Why is industrial policy en vogue in the European Union? Given the EU’s market-making impetus and limits to subsidizing state aid, the turn to an active and targeted industrial policy in the last years is surprising. My dissertation documents this moment of After Market Making. I argue that a declining belief in open markets and economic efficiency as the sole propagators of ‘good’ economic outcomes has mobilized a coalition of firms, business associations, and trade unions to challenge the EU’s market-based governance regime. This is especially visible in digital and high-tech fields and in the green transition, often discussed under the rubric of the ‘twin transitions’.
Post-PhD, I will focus on understanding how the demands for state intervention play out on the ground: can market-making institutions be repurposed for state intervention?
Governing by Exception

The EU’s Recovery and Resilience Fund, the flexibility around EU state aid and fiscal rules, as well as domestic industrial policy have one thing in common: they rely on treaty flexibility, exceptions, or outright violations of the treaties.
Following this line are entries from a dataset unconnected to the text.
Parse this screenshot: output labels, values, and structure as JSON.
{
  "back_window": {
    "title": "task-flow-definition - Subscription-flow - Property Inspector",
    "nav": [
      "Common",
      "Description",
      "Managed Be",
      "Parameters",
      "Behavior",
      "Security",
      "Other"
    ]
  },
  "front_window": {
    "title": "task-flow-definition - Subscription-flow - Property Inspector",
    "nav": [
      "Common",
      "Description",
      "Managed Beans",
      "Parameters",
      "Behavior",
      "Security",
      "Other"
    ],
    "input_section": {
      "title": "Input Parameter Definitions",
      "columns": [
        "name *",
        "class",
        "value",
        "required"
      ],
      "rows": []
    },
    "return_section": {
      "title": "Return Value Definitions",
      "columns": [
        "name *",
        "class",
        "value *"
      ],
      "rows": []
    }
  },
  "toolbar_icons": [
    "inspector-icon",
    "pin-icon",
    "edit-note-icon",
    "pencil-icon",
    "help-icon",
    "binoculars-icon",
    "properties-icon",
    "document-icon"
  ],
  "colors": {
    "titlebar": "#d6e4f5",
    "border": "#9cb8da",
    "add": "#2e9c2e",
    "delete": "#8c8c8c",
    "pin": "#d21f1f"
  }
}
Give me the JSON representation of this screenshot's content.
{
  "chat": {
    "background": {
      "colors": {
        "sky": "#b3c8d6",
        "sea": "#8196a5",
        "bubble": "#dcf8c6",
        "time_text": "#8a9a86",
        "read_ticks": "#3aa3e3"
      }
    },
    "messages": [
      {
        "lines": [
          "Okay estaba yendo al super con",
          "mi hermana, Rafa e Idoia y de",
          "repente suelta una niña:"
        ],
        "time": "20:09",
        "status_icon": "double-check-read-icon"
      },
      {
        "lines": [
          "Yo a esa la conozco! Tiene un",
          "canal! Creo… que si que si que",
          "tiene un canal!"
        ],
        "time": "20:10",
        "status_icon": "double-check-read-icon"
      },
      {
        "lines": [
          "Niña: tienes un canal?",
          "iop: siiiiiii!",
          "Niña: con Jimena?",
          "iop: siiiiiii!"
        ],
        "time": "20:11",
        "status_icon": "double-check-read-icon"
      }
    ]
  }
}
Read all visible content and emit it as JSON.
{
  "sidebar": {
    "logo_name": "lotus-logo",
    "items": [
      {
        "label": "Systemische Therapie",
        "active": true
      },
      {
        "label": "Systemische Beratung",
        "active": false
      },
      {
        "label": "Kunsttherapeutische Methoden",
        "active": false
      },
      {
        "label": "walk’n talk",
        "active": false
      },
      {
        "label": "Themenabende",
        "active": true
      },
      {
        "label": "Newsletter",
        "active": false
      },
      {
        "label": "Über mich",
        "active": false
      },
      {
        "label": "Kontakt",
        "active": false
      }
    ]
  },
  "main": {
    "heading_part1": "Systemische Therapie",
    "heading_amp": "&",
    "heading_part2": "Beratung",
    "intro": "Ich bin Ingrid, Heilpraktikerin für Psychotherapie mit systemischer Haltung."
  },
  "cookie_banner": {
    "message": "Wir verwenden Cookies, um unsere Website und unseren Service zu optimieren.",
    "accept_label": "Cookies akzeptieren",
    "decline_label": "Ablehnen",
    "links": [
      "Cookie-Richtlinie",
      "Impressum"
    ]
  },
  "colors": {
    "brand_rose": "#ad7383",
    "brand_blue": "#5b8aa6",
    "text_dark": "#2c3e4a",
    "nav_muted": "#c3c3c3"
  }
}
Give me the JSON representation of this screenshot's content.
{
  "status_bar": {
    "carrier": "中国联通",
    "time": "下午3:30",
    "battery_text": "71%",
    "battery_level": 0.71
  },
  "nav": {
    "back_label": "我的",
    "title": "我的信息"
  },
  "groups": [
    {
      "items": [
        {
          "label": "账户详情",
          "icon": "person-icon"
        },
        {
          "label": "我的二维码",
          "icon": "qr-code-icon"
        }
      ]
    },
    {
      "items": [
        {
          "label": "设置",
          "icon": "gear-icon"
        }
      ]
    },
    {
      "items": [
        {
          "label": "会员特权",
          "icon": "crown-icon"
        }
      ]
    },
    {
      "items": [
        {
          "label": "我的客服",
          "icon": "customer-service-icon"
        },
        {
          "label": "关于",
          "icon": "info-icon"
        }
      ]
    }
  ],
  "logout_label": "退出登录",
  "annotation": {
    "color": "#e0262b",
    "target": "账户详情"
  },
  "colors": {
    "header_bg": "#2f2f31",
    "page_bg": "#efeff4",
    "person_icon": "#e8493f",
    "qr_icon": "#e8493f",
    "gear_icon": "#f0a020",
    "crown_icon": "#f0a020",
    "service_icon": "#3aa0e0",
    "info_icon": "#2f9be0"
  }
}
As governing by exception seems to be the only way forward in a highly politicized and institutionally rigid environment, this project is interested in both the drivers and consequences of this emerging regime governing EU economic policy.
Changing the Calculus on Economic Security

After several decades of intensifying globalization, the world has entered a new phase of strategic competition centered around geoeconomic motives. Buzzwords such as de-globalization, decoupling, reshoring, and de-risking have started to dominate policy discourse and quarterly earnings reports. The mainstream economic view centered around price signals and factor endowment increasingly struggles to explain the security-based choices forced on firms and markets by policy makers. In the process, long neglected and long derided policy interventions centered around industrial policy, export controls, and large-scale investment in infrastructural projects increasingly find their way into policy toolkits around the world. How has this security-based logic entered into polycymakers’ rulebooks? Why is security supplanting efficiency as a calculative logic? And to what extent does this change open more public pathways to scrutinize economic policy? The aim of this project is to find out not only the drivers and coalitions behind the changing economic calculus, but also to see whether this moment repoliticizes economic policy. Depoliticization through international law and the empowerment of expertise-driven and technocratic institutions such as central banks and credit rating agencies were arguably the hallmark of economic policy in the last decades. While the move to bolster economic security is the first genuine challenge to this constellation, it carries its own sources of depoliticization that, once again, remove economic and distributive choices from spheres of public debate and democratic accountability.